ALTER TABLE users ADD email_addresses set<text>;

We can then add multiple addresses to the user in the following ways:

UPDATE users
SET email_addresses = {' jbe@gmail.com ', 

' jbe@datastax.com '}
WHERE user_id = ' 73844cd1-c16e-11e2-8bbd-

7cd1c3f676e3 '

For more on the Cassandra data model, including from expiration data (self-expiring) and distributed counters, refer to the online documentation,

Misconception: Cassandra is slower to read

Cassandra's log-structured storage engine means that it does not look for updates on the hard drive, nor does it cause a solid-state hard drive to be amplified, while its reading speed is fast.

The following illustrations are for random access read, random access and sequential scans, and mixed read and write data, which come from the results of the NoSQL performance metrics analysis at the University of Toronto:

Contact Us

The content source of this page is from Internet, which doesn't represent Alibaba Cloud's opinion; products and services mentioned on that page don't have any relationship with Alibaba Cloud.
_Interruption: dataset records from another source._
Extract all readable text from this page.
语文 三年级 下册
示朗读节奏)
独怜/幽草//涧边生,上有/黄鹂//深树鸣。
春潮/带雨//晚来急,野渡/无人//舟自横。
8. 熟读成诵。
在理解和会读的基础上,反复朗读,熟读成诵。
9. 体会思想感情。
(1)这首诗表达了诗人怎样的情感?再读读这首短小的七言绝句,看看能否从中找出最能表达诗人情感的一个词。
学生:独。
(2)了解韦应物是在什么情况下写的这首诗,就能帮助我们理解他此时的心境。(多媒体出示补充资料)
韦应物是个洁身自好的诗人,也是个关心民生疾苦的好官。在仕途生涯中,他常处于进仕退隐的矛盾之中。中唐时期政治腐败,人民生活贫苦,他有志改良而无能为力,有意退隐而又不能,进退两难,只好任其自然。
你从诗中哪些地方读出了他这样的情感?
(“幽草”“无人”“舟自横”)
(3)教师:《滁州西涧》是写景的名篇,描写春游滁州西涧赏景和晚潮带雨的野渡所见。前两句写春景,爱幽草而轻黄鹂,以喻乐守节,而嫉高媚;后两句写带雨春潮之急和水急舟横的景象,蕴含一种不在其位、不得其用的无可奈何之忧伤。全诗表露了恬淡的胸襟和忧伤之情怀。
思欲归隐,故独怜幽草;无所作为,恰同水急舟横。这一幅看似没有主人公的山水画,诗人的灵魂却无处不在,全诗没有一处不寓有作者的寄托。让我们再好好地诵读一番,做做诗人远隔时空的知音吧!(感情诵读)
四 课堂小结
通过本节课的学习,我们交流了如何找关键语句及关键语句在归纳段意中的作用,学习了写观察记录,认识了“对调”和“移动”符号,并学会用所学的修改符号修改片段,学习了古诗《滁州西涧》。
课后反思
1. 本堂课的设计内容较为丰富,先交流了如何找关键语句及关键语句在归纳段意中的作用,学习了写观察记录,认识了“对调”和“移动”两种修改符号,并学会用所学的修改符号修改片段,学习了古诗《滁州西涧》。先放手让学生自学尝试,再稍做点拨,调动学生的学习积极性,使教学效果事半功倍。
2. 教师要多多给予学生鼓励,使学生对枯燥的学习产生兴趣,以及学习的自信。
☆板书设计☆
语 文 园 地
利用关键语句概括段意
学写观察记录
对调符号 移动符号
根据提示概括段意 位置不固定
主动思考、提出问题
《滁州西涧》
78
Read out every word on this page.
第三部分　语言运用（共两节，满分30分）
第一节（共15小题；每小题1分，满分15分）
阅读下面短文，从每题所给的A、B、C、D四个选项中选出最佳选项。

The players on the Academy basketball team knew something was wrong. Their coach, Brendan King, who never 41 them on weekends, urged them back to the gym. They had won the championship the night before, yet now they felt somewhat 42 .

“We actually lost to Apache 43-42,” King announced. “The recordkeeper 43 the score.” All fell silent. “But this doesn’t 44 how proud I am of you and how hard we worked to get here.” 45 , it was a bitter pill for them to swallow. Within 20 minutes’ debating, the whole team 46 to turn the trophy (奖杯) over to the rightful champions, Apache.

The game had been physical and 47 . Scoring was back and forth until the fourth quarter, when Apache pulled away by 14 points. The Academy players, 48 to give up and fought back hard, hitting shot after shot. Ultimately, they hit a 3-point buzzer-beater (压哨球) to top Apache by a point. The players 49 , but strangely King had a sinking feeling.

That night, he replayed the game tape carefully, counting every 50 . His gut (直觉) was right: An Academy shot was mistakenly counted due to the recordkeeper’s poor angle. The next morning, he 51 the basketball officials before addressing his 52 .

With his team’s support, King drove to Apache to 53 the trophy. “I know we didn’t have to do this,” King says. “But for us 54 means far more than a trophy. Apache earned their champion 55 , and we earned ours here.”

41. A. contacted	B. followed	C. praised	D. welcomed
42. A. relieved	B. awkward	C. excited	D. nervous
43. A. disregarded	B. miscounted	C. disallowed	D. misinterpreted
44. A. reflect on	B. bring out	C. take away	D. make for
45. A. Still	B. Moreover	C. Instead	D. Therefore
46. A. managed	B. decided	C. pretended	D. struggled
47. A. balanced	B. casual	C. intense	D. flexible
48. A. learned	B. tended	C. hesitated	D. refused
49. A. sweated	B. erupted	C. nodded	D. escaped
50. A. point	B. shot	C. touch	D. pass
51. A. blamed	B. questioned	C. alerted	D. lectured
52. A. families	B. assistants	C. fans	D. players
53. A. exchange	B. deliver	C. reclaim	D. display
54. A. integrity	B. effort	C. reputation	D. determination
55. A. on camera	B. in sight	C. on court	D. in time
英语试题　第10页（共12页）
If the content of the page makes you feel confusing, please write us an email, we will handle the problem within 5 days after receiving your email.

If you find any instances of plagiarism from the community, please send an email to: info-contact@alibabacloud.com and provide relevant evidence. A staff member will contact you within 5 working days.

A Free Trial That Lets You Build Big!

Start building with 50+ products and up to 12 months usage for Elastic Compute Service

  • Sales Support

    1 on 1 presale consultation

  • After-Sales Support

    24/7 Technical Support 6 Free Tickets per Quarter Faster Response

  • Alibaba Cloud offers highly flexible support services tailored to meet your exact needs.